I have multiple SSL vhosts and non-SSL vhosts served from a single server. If one of the non-ssl vhosts is accessed using "https", the first SSL directive is used. Is there some setting to make it so that only vhosts with explicitly matching server names will can be used?

So, let's say I have www.a.com, www.b.com, and www.c.com.

Let's say I also have https://www.a.com and https://www.b.com.

If I go to https://www.c.com, it is the same as using the site https://www.a.com. This is undesired behavior. Is there something I could set so that no site would be used?

  • The first defined virtual host for a given IP+port combination is default. As Lieko suggests below, you could create a default vhost that doesn't match your existing sites and implement custom behavior.
    – Andrew B
    May 23, 2014 at 16:13

3 Answers 3


I don't believe so as Apache will just read the first 443 port that it sees and will present that to the user.
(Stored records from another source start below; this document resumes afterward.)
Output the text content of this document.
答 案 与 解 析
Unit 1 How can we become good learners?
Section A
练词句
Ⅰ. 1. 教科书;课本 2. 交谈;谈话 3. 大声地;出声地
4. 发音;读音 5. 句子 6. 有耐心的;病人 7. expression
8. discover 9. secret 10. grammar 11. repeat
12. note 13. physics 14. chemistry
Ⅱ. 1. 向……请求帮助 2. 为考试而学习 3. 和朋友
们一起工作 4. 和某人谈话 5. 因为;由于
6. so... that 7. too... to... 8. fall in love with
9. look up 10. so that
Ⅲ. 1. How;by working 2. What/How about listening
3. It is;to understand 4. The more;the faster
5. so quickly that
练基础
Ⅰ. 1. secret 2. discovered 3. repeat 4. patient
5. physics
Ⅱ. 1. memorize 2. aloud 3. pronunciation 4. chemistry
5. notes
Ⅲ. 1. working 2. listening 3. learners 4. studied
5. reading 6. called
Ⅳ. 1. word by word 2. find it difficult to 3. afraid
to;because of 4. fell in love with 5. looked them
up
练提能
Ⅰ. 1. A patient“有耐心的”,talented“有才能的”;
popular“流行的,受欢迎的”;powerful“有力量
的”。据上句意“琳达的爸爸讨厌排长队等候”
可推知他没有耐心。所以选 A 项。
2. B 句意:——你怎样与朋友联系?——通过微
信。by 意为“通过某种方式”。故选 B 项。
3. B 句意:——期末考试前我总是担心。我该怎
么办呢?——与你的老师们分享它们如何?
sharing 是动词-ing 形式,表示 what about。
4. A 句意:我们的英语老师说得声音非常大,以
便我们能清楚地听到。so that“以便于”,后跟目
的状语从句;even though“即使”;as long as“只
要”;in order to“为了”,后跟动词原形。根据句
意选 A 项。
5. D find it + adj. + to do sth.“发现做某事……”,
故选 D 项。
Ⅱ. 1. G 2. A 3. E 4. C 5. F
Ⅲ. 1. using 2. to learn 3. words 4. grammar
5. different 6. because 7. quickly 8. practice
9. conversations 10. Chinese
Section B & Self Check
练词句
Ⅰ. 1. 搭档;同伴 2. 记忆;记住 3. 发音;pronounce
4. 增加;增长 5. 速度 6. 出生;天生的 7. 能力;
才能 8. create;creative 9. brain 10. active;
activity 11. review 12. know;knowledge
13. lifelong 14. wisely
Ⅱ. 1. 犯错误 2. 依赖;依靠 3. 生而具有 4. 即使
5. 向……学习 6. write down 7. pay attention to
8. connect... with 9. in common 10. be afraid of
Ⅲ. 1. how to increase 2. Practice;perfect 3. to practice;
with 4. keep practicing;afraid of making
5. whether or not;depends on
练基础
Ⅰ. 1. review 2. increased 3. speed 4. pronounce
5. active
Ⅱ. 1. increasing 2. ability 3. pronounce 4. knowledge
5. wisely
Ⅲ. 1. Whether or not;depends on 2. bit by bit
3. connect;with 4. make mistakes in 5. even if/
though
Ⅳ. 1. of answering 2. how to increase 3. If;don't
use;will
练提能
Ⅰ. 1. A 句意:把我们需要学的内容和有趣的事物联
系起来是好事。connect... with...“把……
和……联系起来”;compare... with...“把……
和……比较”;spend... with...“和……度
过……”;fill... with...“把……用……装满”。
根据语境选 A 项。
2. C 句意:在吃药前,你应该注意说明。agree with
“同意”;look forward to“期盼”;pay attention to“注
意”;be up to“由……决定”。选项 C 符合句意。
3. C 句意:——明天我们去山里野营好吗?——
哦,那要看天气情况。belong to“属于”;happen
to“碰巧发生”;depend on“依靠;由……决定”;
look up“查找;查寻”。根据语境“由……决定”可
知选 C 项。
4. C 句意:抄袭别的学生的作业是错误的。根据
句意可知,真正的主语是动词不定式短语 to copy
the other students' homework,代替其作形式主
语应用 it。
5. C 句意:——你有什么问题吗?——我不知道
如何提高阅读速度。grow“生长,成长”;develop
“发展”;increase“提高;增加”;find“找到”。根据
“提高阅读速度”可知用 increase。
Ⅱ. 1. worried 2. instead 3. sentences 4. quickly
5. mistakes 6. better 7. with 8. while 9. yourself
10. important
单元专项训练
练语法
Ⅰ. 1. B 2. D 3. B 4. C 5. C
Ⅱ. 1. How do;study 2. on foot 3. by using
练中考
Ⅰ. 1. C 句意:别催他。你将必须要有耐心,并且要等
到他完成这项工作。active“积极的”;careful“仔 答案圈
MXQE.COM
You could provide a blank directory with a .htaccess page inside that could catch what is coming in and redirect to the http version. You can do this using the following:

RewriteEngine On
RewriteCond %{HTTPS} on
RewriteRule (.*) http://%{HTTP_HOST}%{REQUEST_URI}

Don't forget to put the httpd.conf configurtion for the .htaccess directory at the beginning, before the first 443 entry.


You must have a default vhost for SSL connections. But it doesn't have to contain any content, so you can create a new vhost for that purpose and use a self-signed certificate.

That default vhost must be configured to support a new enough SSL version to receive the SNI from the client [source: Apache Wiki]. It may be configured with SSLStrictSNIVHostCheck to disallow clients without SNI support.

As far as I can tell from those links, clients which do support SNI, but report a domain name for which you don't have an explicit matching vhost will always end up on the default vhost, which is why you might want one without content.

Neither approach is really good for a domain without HTTPS, since it won't give a good user experience. Instead I recommend that you either support HTTPS on all your domains (it is possible to get a certificate for free), or instead use different IP addresses for domains with and without HTTPS support.

  • An additional risk of sharing one IP between HTTP and HTTPS sites is that if the default HTTPS vhost has HSTS enabled, one accidental HTTPS request for a hostname without a HTTPS vhost poisons that user's browser for the HTTP site.
    – Bill Cole
    Mar 10, 2016 at 19:59
  • @BillCole It is not an impossible scenario, but it does require a few more things to go wrong. The client shouldn't trust the HSTS header unless it was received over an SSL connection with a valid certificate. So if the client is well-behaved, then the scenario you describe can only happen if you acquire a valid certificate for a domain name which you intend to use as HTTP-only. If you do manage to configure a setup where this would happen, then using two separate IP addresses is not enough to make it reliable.
    – kasperd
    Mar 10, 2016 at 20:23

Use one IP address for virtual hosts which won't use SSL, and a separate IP address for virtual hosts which do use SSL. Ensure that your Listen and VirtualHost directives for SSL specify that IP address explicitly, rather than, e.g. *:443.